Quando lembro do Saara à noite, onde a única luz que existe é das estrelas no céu, fico imaginando o inconsciente como a misteriosa escuridão do deserto, o invisível, o não dito….
No ano passado tive a oportunidade de ir até o Marrocos encontrar com um amigo que lá morava. Uma das mais belas e inusitadas paisagens que ficará para sempre em minha memória, foi do céu estrelado na noite em que acampamos no deserto do Saara.
Estávamos num acampamento em que tinha luz artificial e uma estrutura toda montada no meio das dunas para turistas. Então resolvemos andar e nos distanciar para poder ver as estrelas “no meio do nada”.
Andamos em direção da escuridão, algo fácil de se fazer, pois em poucos minutos e em poucos metros de onde estávamos instalados, já não enxergávamos “um palmo de nossos narizes”. Há pouco minutos do acampamento já não tínhamos luz e nenhum barulho, além de nossas próprias vozes, que pareciam ecoar de forma diferente aos nossos ouvidos. Por um instante, podíamos escutar e observar claramente o som de nossas vozes. Não sei explicar, mas era diferente.
Um momento único em nossas vidas
Deitamos na areia congelante, já que estávamos no fim do inverno. E aquele momento, posso dizer, se tornou único em nossas vidas. Nos distanciamos um pouco um do outro. Estávamos em quatro pessoas. Queríamos realmente que aquele fosse um instante singular e solitário.
Quando deitei, fiquei em silêncio e olhei para o céu…
– Ahhhh! Como gostaria de ter a imagem deste momento em uma foto…
– Nossa! As estrelas brilhavam como nunca. Parecia que em nenhum momento tinha visto o céu daquela forma. Tive a impressão que aquele não era o mesmo céu que eu podia ver em qualquer outro lugar. E de repente, me senti como na história do “Pequeno Príncipe”, no trecho onde ele conversa assim com o aviador:
“- O deserto é belo – acrescentou…
Era verdade. Eu sempre amei o deserto. A gente se senta numa duna de areia. Não vê nada. Não escuta nada. E, no entanto, alguma coisa irradia no silêncio…
– O que torna belo o deserto – disse o pequeno príncipe – é que ele esconde um poço em algum lugar.

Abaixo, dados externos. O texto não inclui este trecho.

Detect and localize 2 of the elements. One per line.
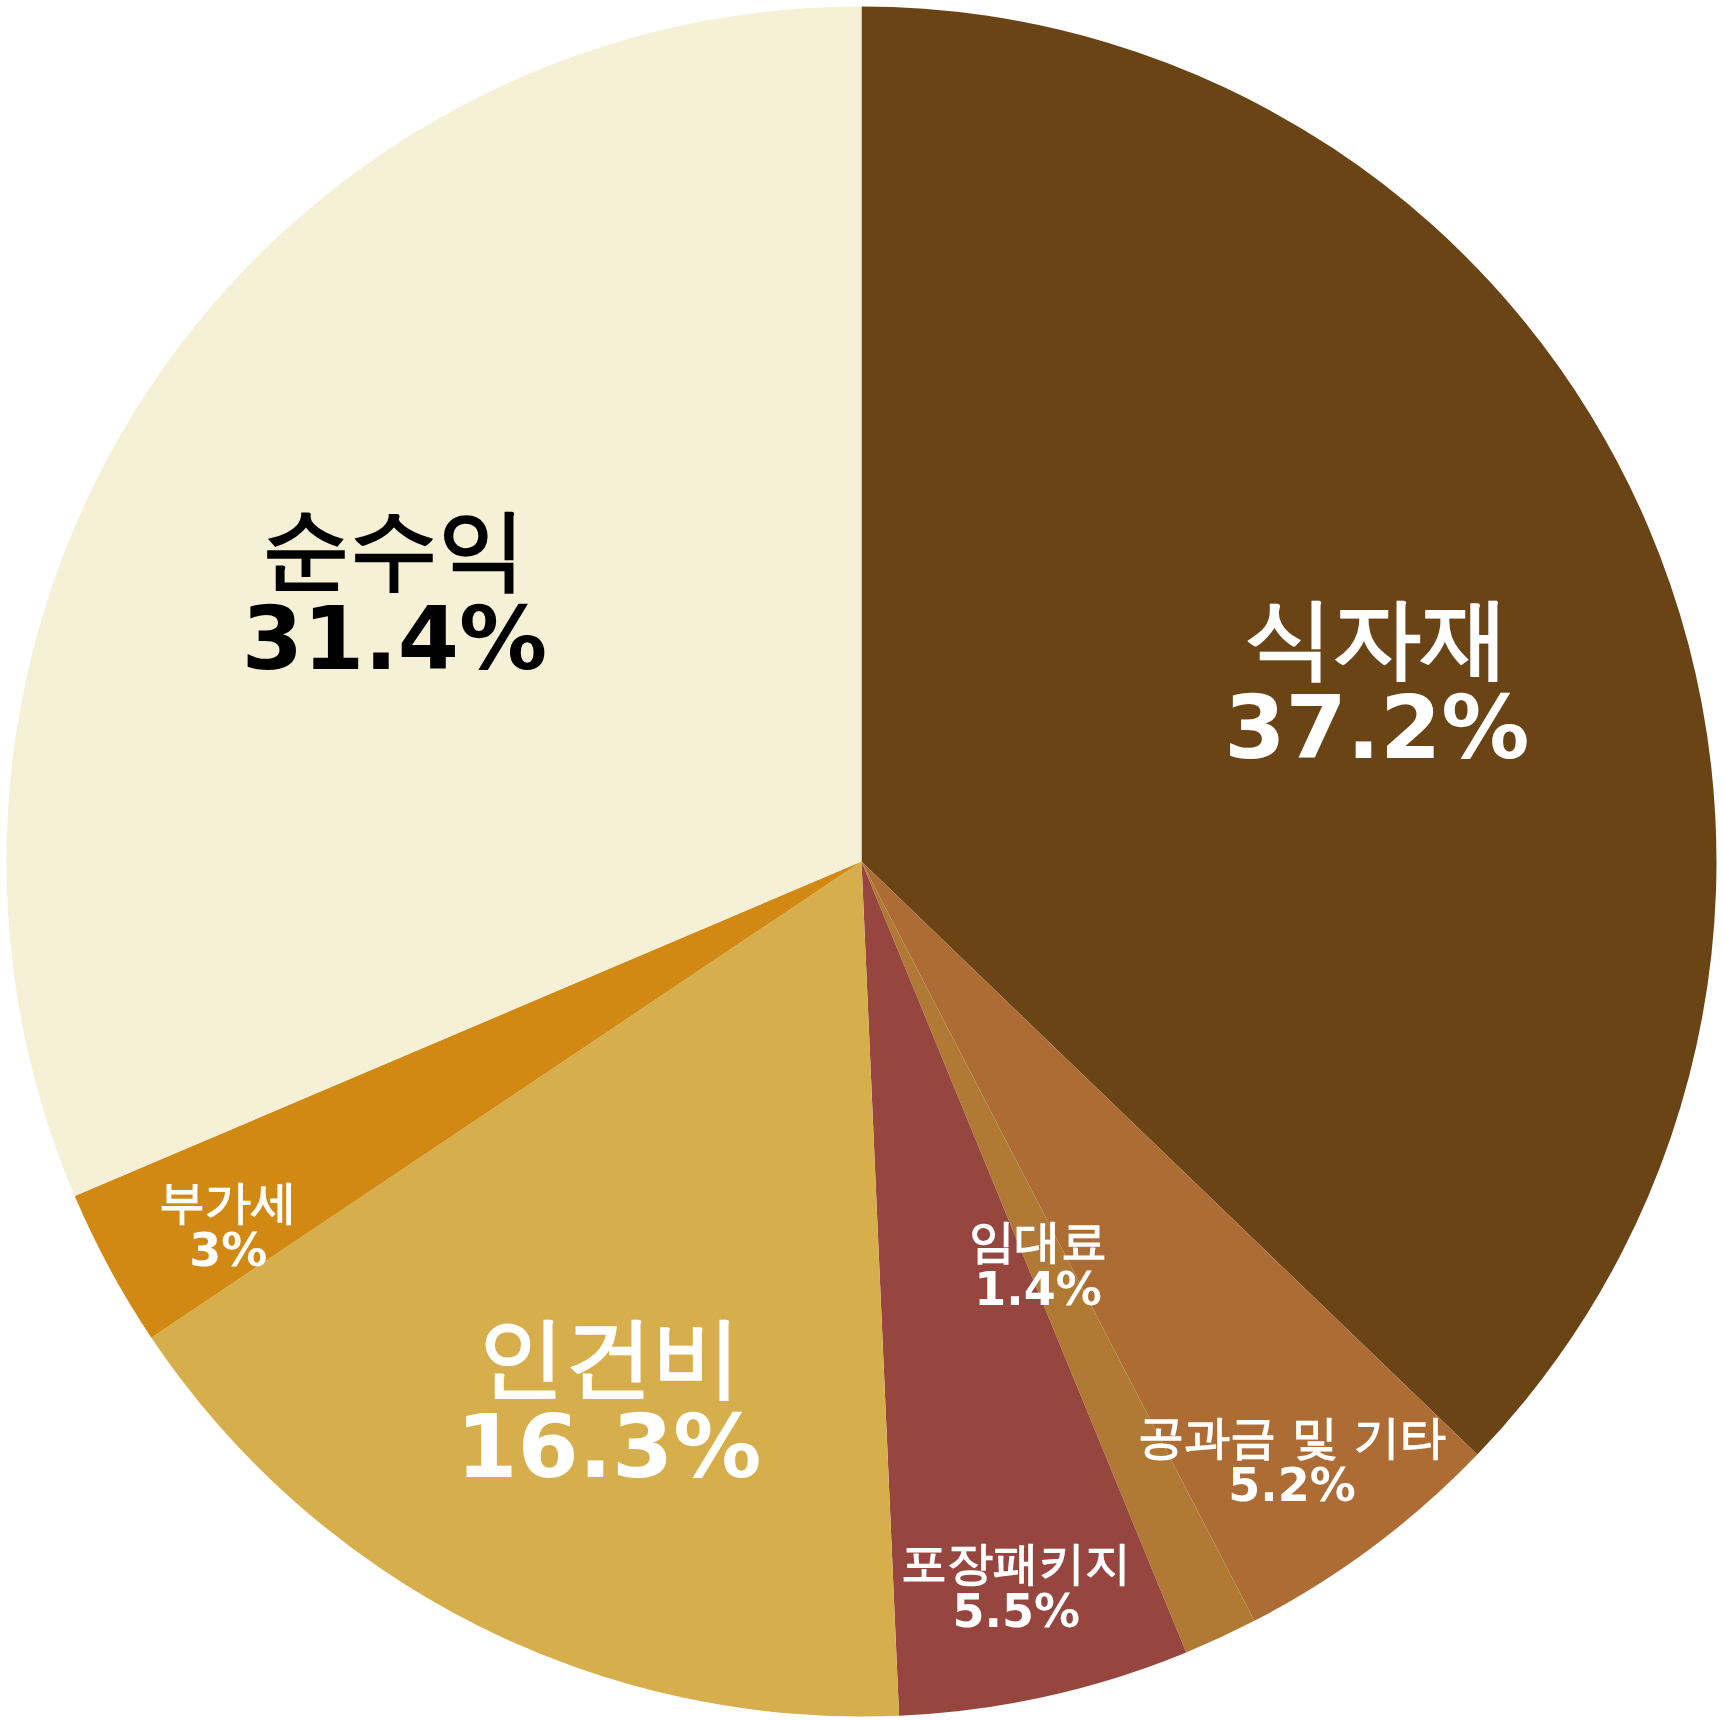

Fiquei surpreso por compreender de repente essa misteriosa irradiação da areia. Quando eu era pequeno, habitava uma casa antiga, e diziam lendas que ali fora enterrado um tesouro. É claro, ninguém jamais conseguiu descobri-lo, nem talvez mesmo o tenha procurado. Mas ele encantava a casa toda. Minha casa escondia um tesouro no fundo do coração…
– Sim – eu disse ao pequeno príncipe – seja a casa, as estrelas ou o deserto, o que faz sua beleza é invisível!”
Sim, eu concordo com o poeta*, a beleza toda estava no invisível. Naquele momento em que eu estava me sentindo em outra dimensão. O misterioso habitou em tudo que eu era.
Foram minutos que não sei estabelecer em quantidade, pois era frio e escuro demais para me manter ali muito tempo. Mas foi um período suficiente para me fazer pensar que, ao mesmo tempo que somos pequenos diante da imensidão do universo, da imensidão de tudo que nossos olhos alcançam e são incapazes de alcançar ou invisíveis às nossas vistas, também somos grandes. Somos gigantes em nossa psiquê, nos processos psíquicos que podem ser conscientes e inconscientes.
Fico imaginando o inconsciente, como a misteriosa escuridão do deserto, o invisível, o não dito. Como num sonho em que eu corro atrás de algo e não consigo alcançar.
Contudo, como no deserto à noite, em que pude ficar serena deitada observando a beleza das estrelas, também poderia não ter desfrutado daquele momento se tivesse pensado nas serpentes que ali podiam habitar.
Talvez nossa psiquê seja assim, ela nos aterroriza com medos, tristezas, angústias, enfim, com todos os sintomas possíveis para atrapalhar o percurso da vida, mas também pode ser um lindo tesouro de aprendizado, amor e felicidade.
Não é simples e nem fácil, mas é possível fazer dela, aquilo que habita de melhor dentro de nós.
*SAINT-EXUPÉRY, Antoine de. O Pequeno Príncipe. São Paulo – SP: Ed Escala, 2015.